For about a year and a half, I became a "follower". (Which if you know me at all, is not who I am as a human). I dove in 100% to different podcasts, books, social media pages, and courses. I spent thousands of dollars learning from the best business women in the world how to be "successful."
It was 2002 and I was entering my first education course at Concord College. Mrs. Smith was my instructor, but I can't remember the class name. She walked in and explained our first assignment was to write a a paper on our definition of success. '
I was 19. Pregnant. Unhappily Married.
I wrote my paper eloquently, because I was an English major, and passed that assignment and that course with an A. I supposed I wrote that as a teacher success would be changing the life of even one student. I'm sure I mentioned happiness. I was probably too wise to say money = success but at that time in my life I can promise you that's what I actually thought because I had NONE of it.

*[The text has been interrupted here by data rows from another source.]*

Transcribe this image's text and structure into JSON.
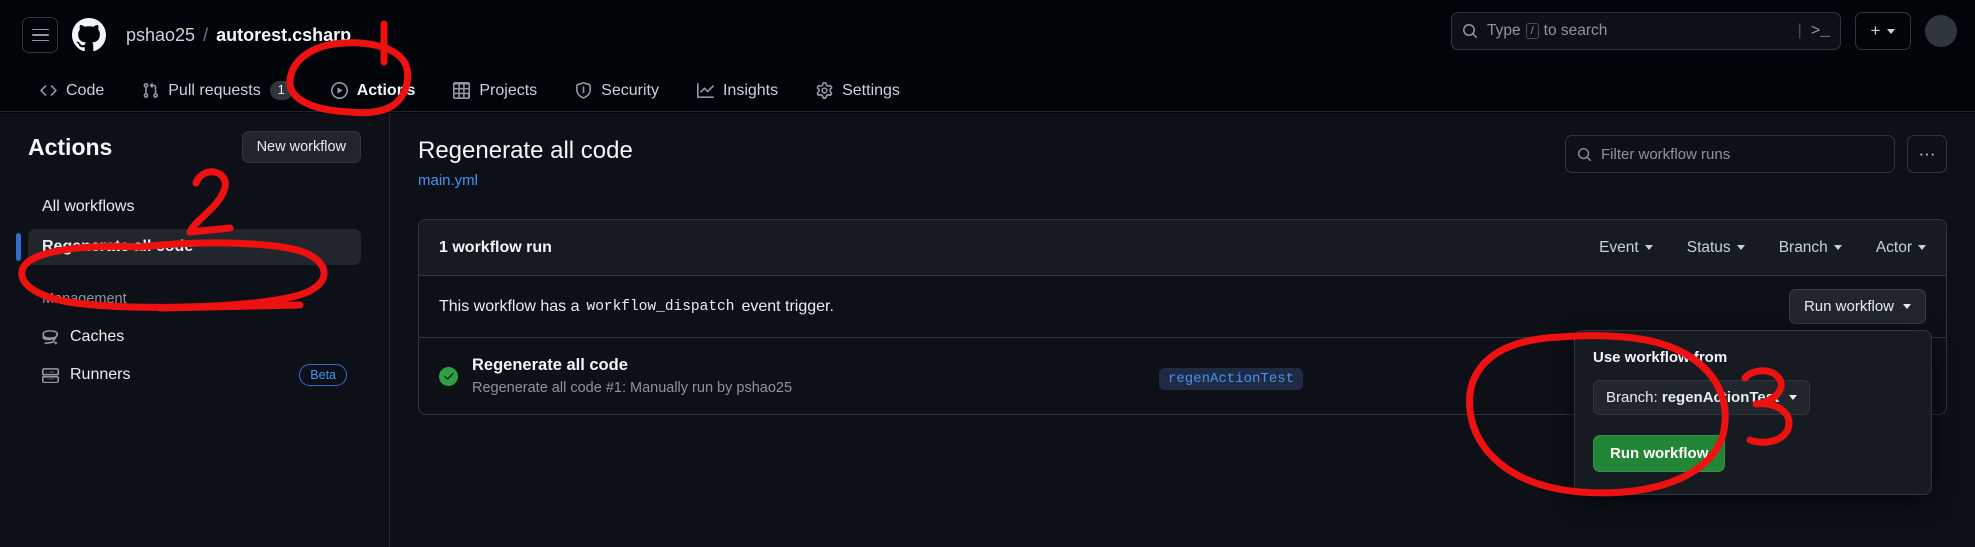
{
  "header": {
    "menu_icon": "hamburger-icon",
    "logo_icon": "github-logo-icon",
    "owner": "pshao25",
    "separator": "/",
    "repo": "autorest.csharp",
    "search_placeholder": "Type",
    "search_key": "/",
    "search_suffix": "to search",
    "terminal_icon": "terminal-icon",
    "plus_label": "+",
    "avatar": "user-avatar"
  },
  "repo_nav": [
    {
      "label": "Code",
      "icon": "code-icon",
      "active": false,
      "count": null
    },
    {
      "label": "Pull requests",
      "icon": "git-pull-request-icon",
      "active": false,
      "count": "1"
    },
    {
      "label": "Actions",
      "icon": "play-circle-icon",
      "active": true,
      "count": null
    },
    {
      "label": "Projects",
      "icon": "table-icon",
      "active": false,
      "count": null
    },
    {
      "label": "Security",
      "icon": "shield-icon",
      "active": false,
      "count": null
    },
    {
      "label": "Insights",
      "icon": "graph-icon",
      "active": false,
      "count": null
    },
    {
      "label": "Settings",
      "icon": "gear-icon",
      "active": false,
      "count": null
    }
  ],
  "sidebar": {
    "title": "Actions",
    "new_workflow_label": "New workflow",
    "all_workflows_label": "All workflows",
    "selected_workflow_label": "Regenerate all code",
    "management_label": "Management",
    "caches_label": "Caches",
    "caches_icon": "cache-icon",
    "runners_label": "Runners",
    "runners_icon": "server-icon",
    "runners_badge": "Beta"
  },
  "main": {
    "workflow_title": "Regenerate all code",
    "workflow_file": "main.yml",
    "filter_placeholder": "Filter workflow runs",
    "search_icon": "search-icon",
    "more_options_label": "···",
    "runs_count_label": "1 workflow run",
    "filters": [
      {
        "label": "Event"
      },
      {
        "label": "Status"
      },
      {
        "label": "Branch"
      },
      {
        "label": "Actor"
      }
    ],
    "dispatch_prefix": "This workflow has a",
    "dispatch_code": "workflow_dispatch",
    "dispatch_suffix": "event trigger.",
    "run_workflow_button": "Run workflow",
    "run": {
      "status_icon": "check-circle-icon",
      "name": "Regenerate all code",
      "meta": "Regenerate all code #1: Manually run by pshao25",
      "branch_tag": "regenActionTest"
    },
    "panel": {
      "title": "Use workflow from",
      "branch_prefix": "Branch:",
      "branch_name": "regenActionTest",
      "run_button": "Run workflow"
    }
  },
  "annotations": {
    "color": "#ee1111",
    "marks": [
      {
        "label": "1",
        "target": "actions-tab"
      },
      {
        "label": "2",
        "target": "sidebar-workflow"
      },
      {
        "label": "3",
        "target": "run-workflow-panel"
      }
    ]
  },
  "colors": {
    "page_bg": "#0d1117",
    "chrome_bg": "#010409",
    "border": "#30363d",
    "accent_blue": "#4493f8",
    "success_green": "#2ea043",
    "button_green": "#238636",
    "annotation_red": "#ee1111"
  }
}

As my college career continued I learned that everyone probably got an A on that paper because everyone's definition of success IS different and should be different and truly whatever you believe success equals, is what success is to you.
BACK TO NOW:
After spending months listening to these smart and highly wealthy women tell me what success looked like, I adapted my definition to theirs. I began to believe that success meant hustle. I began to believe that to be successful I had to do more, be more, achieve more, and make more. I don't think I ever fully bought into the idea but I did certainly buy into their brands. I purchased the books, bought the journals, and spent money on the equipment they said I needed to be more - do more - achieve more.
One of my "mentors" often preached to women that it is ok to be selfish. It is ok to focus on business. It is ok to put yourself first. This was hard for me and hard for most women I think. Although I think sometimes this philosophy is sound, I also think it is quite misleading to a Christian wife and mother. I would read lines over and over and try to process them and look up to her for her boldness but still couldn't quite pull of being that much of a feminist.

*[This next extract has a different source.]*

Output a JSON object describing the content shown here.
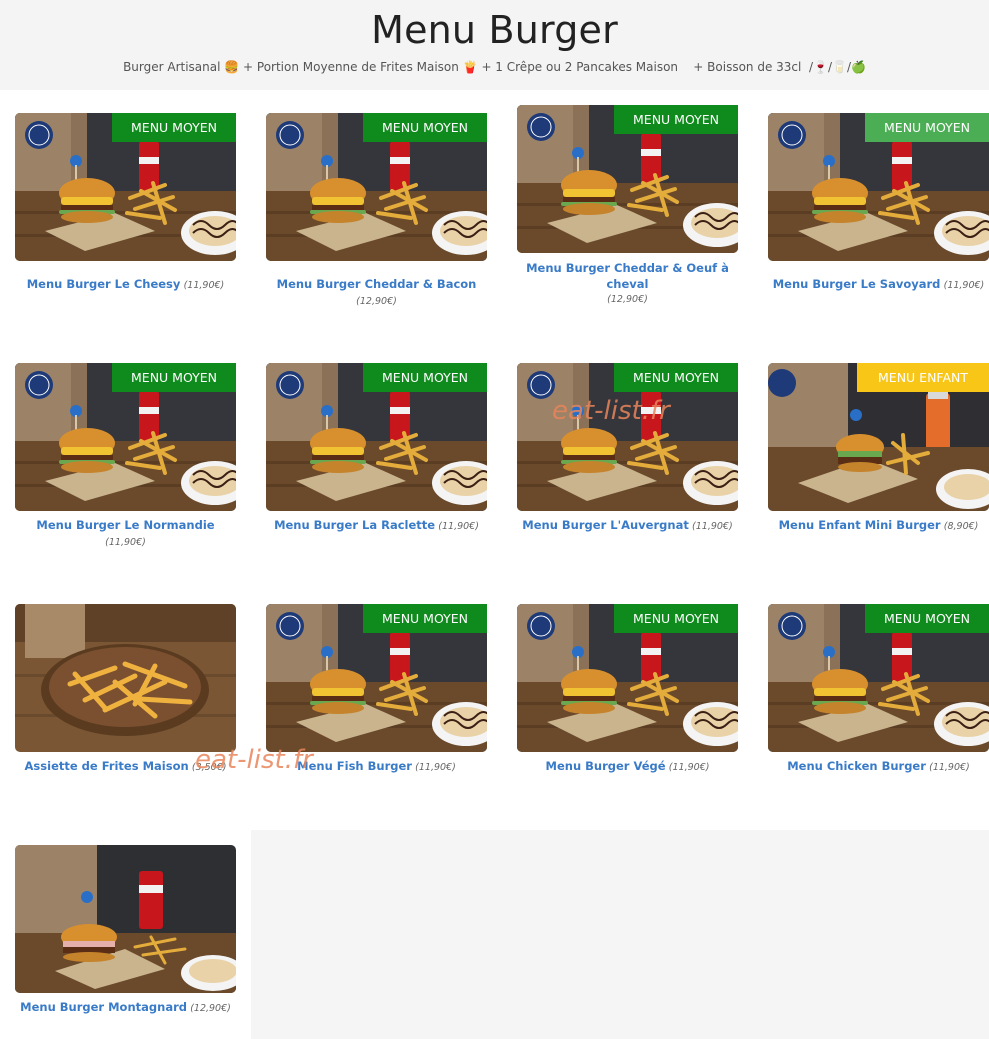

My admiration for this mentor began to fade in early 2020. I'm not exactly sure why but it just drifted away. I kept trying to align my personal goals with my business goals but her teachings didn't really allow for that. This woman taught millions of women, I'm sure many amazing and wonderful things but also some practices that could be very damaging to girls like me. I believe that so many women left conferences and finished books inspired. Inspired to put family and others second to personal goals and financial aspirations.
After teaching on marriage and hosting couples podcasts, in May this person announced she was getting a divorce.
Success. What is success?
Is a fat bank account success?
Is a goal reached success?
Is a completed check list success?
When I read DIVORCING, my idol fell. I would never be one to say I have idols. That goes against all of my beliefs but maybe that's exactly what she was. I looked to her for advice. I trusted her words and guidance when Jesus left words and guidance for just a time as this. My Bible never said to put myself first above all else and others. My God never once told me to put my workout above my kids.
What the crap was I doing? Where was I putting my trust?
People fail. Idols fall.
During COVID we all had to figure out where our faith lies. We all have been forced to look around at ourselves and each other and see who we really are.
Although I not thankful that family is being broken apart, I am so thankful for the wake up call.
Lord, let my faith and trust be in you. Let me remember to cultivate a life of peace and trust. Help me God to remember that sometimes Good is Good Enough. Sometimes more is not better. And always, let you be the only one I look to for guidance.